Layered Neural Rendering for Retiming People in Video

Supplementary Material

Main Project Page

 


We recommend watching all videos in full screen.

 


Results (Section 6)

The following videos show, for all the results in the paper: (a) the input video, (b) tracked keypoints, (c) trimaps, and (d) the full layer decomposition.

"Ballroom"

 

"Reflections"

 

"Splash"

For this sequence alone, we edited the trimap for Layer 1 for a single frame to include the water splash region, and then duplicated it for a segment of the video. This editing took under 1 minute.

 

"Trampoline"

 

"Kids Running"

 

"Cartwheel"

 

"BMX"

 

 


Comparison with image matting and Double-DIP

We compare our method with Double-DIP [2] (the input video and their result are taken from their webpage) and with state-of-the-art deep-learning image matting method [4]. Our method is able to output a cleaner segment around the person than both Double-DIP and image matting. We also manage to fully segment the blurred bike, despite starting with a rough trimap that only represents the person.

 

 



DensePose UVs vs. Our Keypoints-to-UVs

We show DensePose [3] UVs next to the results of our keypoint-to-UV network. We do not use DensePose outputs because they sometimes produce errors which are difficult to correct, such as missing body parts, and also do not provide predictions for occluded regions. Instead we use AlphaPose to predict keypoints, which are complete and often more robust, and can be easily manually corrected if they fail. Using this method we can guarantee complete UV maps. Notice that our predicted UVs do not perfectly match the silhouettes of the people. This is acceptable for our use case because our method can refine the initial bounds set by the UV silhouettes; what is important is that the UV exists in roughly the correct region, otherwise those pixels may be reconstructed in an incorrect layer.

 

 



Fixing Keypoint Errors

AlphaPose [1] keypoints (center) are generally robust but struggle in challenging cases of occlusions. In such cases, we can manually correct the keypoint errors, as well as errors in the tracking (right). In this paper, we manually fixed these errors using a rotoscoping tool for between zero and 10% of input frames (which took 25 minutes for the Ballroom example below).
Colors in the video represent tracked IDs.

 



Training Visualization

In the following figure, we visualize different epochs during training to see how correlations are gradually learned. Early in training at epoch 200, the model has only captured the rough outlines of the people. By epoch 1000, it has refined the outlines and learned some color information, as well as a faint reflection. By 1600 epochs, the model is able to accurately reconstruct the people, their reflections, and their shadows. Portions of the background are also eventually captured in the people layers due to imperfect camera stabilization.
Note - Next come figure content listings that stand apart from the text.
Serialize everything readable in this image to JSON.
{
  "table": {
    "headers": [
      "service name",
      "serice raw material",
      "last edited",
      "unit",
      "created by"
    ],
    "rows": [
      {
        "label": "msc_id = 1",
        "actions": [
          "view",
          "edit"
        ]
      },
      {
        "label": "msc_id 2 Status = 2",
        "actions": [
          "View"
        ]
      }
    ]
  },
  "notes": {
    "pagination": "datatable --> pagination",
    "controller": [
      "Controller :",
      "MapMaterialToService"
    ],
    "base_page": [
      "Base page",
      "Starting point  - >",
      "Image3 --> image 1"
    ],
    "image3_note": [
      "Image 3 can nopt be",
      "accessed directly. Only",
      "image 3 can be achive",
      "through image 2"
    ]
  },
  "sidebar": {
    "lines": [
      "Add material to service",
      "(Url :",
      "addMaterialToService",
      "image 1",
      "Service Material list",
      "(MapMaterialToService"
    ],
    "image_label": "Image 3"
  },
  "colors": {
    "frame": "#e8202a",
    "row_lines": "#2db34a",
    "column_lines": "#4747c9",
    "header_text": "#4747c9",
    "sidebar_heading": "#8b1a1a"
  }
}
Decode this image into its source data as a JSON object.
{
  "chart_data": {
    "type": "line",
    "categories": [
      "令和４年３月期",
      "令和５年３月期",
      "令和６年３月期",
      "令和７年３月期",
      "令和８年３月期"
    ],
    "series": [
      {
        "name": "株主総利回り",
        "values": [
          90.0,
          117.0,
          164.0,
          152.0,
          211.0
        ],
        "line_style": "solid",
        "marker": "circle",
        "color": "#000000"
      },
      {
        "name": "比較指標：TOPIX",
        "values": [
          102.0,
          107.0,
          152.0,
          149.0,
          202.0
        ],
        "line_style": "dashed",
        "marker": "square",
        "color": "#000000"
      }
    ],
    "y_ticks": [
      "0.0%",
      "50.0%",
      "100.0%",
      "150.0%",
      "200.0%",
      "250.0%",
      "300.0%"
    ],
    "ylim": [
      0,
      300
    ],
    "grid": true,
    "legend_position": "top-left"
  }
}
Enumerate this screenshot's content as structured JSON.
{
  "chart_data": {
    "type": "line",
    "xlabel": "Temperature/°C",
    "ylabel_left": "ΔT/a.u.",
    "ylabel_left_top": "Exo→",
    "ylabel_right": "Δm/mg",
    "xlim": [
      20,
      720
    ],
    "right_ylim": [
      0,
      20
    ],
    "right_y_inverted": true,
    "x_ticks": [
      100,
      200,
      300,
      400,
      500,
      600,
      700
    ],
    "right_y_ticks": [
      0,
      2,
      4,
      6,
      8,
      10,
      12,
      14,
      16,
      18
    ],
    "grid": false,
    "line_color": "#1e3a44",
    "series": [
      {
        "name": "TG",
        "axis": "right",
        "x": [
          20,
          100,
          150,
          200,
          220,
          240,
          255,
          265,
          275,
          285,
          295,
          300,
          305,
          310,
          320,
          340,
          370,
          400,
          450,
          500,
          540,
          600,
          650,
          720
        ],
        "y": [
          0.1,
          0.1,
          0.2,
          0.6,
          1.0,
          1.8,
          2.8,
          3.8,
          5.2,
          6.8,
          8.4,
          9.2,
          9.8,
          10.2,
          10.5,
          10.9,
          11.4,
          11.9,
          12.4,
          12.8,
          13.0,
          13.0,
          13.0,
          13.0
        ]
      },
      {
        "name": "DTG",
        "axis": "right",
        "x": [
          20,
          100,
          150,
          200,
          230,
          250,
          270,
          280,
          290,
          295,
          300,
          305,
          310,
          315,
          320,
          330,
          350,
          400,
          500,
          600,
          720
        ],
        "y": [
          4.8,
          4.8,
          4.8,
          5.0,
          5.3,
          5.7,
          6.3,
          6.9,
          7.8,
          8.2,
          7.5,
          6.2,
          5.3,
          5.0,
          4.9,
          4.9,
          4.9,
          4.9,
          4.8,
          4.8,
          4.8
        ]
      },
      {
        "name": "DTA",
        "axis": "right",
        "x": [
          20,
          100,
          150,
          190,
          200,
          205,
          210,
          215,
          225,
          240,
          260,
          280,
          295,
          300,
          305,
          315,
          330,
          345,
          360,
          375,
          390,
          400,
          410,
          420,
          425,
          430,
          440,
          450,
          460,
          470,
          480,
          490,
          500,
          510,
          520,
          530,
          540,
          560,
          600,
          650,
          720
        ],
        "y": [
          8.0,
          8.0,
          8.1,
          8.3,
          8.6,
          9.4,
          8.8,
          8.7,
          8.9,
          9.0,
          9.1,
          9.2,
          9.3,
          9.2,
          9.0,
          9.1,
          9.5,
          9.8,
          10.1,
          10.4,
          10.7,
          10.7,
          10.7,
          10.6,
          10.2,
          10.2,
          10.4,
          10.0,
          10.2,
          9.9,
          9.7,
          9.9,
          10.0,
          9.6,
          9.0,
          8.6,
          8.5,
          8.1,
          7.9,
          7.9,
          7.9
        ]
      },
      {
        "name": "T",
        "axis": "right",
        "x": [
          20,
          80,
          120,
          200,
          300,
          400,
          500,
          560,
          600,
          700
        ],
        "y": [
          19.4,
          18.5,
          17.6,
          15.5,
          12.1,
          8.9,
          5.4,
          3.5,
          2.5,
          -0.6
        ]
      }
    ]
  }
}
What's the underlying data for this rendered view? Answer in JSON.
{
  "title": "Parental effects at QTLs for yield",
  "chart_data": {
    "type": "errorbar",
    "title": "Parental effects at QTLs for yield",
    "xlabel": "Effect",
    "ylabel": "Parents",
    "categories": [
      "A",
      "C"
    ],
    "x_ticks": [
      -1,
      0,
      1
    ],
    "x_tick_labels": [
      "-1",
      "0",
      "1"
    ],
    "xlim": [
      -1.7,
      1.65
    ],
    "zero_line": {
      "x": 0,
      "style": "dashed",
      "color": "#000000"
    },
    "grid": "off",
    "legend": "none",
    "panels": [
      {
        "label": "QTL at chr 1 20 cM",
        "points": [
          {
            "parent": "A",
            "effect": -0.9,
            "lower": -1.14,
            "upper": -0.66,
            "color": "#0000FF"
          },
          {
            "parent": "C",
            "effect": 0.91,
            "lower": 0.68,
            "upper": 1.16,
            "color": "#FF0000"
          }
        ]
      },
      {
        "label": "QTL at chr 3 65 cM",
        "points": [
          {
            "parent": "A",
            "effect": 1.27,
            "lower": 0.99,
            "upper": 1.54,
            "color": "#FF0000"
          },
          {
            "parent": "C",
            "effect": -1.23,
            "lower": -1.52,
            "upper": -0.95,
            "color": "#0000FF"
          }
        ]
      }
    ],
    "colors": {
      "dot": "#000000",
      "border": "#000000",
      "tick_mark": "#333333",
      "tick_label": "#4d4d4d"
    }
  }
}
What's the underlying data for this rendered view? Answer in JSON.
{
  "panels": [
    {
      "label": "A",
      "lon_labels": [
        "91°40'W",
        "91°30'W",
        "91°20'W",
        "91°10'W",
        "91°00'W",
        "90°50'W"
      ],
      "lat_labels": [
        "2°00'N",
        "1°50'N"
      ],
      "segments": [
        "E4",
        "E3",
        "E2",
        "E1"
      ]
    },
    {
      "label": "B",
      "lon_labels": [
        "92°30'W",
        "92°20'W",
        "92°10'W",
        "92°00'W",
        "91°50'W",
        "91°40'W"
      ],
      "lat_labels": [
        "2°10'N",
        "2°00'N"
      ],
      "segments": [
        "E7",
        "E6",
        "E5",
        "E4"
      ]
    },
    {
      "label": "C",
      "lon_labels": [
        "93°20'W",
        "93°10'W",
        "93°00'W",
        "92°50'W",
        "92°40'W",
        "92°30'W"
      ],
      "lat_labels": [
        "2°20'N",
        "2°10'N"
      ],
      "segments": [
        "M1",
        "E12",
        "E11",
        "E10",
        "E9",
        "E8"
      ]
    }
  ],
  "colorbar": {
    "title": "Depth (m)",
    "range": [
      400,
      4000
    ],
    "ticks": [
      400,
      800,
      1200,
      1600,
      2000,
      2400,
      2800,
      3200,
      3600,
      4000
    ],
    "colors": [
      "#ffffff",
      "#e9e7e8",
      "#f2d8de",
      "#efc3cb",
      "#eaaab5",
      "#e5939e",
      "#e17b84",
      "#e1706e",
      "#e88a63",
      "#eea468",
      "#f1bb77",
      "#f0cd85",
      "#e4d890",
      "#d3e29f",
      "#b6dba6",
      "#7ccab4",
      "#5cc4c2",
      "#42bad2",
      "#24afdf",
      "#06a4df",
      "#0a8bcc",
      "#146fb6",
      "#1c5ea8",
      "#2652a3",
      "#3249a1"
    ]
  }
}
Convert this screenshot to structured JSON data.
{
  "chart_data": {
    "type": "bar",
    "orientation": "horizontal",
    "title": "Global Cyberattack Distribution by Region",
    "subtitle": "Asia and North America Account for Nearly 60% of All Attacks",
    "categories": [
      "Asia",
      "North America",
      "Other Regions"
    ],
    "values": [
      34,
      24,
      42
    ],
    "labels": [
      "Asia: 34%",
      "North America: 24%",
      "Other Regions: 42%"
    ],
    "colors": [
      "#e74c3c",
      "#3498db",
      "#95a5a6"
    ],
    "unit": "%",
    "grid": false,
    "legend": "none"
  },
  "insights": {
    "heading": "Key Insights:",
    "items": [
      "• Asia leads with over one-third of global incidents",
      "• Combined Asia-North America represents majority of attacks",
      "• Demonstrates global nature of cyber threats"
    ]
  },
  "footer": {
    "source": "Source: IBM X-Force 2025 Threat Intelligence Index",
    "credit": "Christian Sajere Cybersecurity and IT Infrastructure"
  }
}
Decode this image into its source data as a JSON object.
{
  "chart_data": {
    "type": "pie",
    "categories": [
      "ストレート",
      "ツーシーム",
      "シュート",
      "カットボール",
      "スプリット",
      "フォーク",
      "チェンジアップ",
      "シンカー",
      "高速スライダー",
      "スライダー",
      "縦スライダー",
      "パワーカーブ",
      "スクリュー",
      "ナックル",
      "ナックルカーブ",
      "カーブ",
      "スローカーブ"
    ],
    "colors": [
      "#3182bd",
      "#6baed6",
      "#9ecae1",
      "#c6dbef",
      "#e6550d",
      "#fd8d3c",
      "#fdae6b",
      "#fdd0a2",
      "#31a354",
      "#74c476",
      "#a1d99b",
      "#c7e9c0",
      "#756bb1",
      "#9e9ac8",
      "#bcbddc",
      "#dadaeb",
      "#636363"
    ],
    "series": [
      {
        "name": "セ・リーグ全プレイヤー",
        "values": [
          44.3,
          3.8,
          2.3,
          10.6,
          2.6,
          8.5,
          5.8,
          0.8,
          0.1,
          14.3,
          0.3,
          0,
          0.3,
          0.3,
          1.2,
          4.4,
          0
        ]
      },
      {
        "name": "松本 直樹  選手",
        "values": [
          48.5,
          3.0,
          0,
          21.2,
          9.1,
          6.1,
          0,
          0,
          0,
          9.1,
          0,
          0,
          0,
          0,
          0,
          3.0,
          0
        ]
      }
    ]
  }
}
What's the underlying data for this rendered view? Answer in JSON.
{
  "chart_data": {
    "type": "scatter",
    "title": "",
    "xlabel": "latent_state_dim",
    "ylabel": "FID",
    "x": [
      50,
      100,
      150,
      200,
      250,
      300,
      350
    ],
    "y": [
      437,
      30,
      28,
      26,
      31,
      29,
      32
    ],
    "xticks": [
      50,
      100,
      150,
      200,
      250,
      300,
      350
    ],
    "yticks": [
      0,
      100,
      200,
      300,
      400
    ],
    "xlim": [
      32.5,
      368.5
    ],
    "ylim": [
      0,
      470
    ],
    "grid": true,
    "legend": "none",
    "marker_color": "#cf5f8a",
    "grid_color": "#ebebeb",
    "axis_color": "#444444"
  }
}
Visualization of epochs during training. The model gradually learns to reconstruct the original video frame, starting with the background and people, and eventually learning correlations such as refections and shadows.

 

 


Residual Detail Transfer

The following figure shows our method for transferring missing high-frequency details back to our predicted layers. CNNs often struggle to produce sharp details without expensive perceptual and/or adversarial losses. We avoid this expense and simply compute a residual image, which is the difference between the original frame and our reconstruction. Using the computed transmittance maps (defined in the main paper), we can add the residual details back to the appropriate layers. The transmittance maps are computed from the predicted
alpha mattes and indicate the unoccluded regions of each layer.


Transfer of residual detail to produce high-resolution layers. CNN outputs (b) often lack high-resolution details. We add these missing residual details ((c), colors enhanced for visualization) back to our CNN output layers (e) by scaling the residual by each layer's computed transmittance (d). The transmittance ensures that the residual detail is not added to any disoccluded region. White pixels in the transmittance represent a value of 1 (unoccluded), and black pixels, 0 (occluded). Our final layer outputs (f) contain the missing high-frequency details, notably in the face region. Best viewed zoomed-in.

 

 

 

References

[1] Hao-Shu Fang, Shuqin Xie, Yu-Wing Tai, and Cewu Lu. RMPE: Regional multi-person pose estimation. In ICCV, 2017.

[2] Yossi Gandelsman, Assaf Shocher, and Michal Irani. "Double-DIP": Unsupervised image decomposition via coupled deep-image-priors. In CVPR, 2019.

[3] Riza Alp Guler, Natalia Neverova, and Iasonas Kokkinos. Densepose: Dense human pose estimation in the wild. In Proceedings of the IEEE Conference on Computer Vision and Pattern Recognition, pages 7297-7306, 2018.

[4] Qiqi Hou and Feng Liu. Context-aware image matting for simultaneous foreground and alpha estimation. In ICCV, 2019.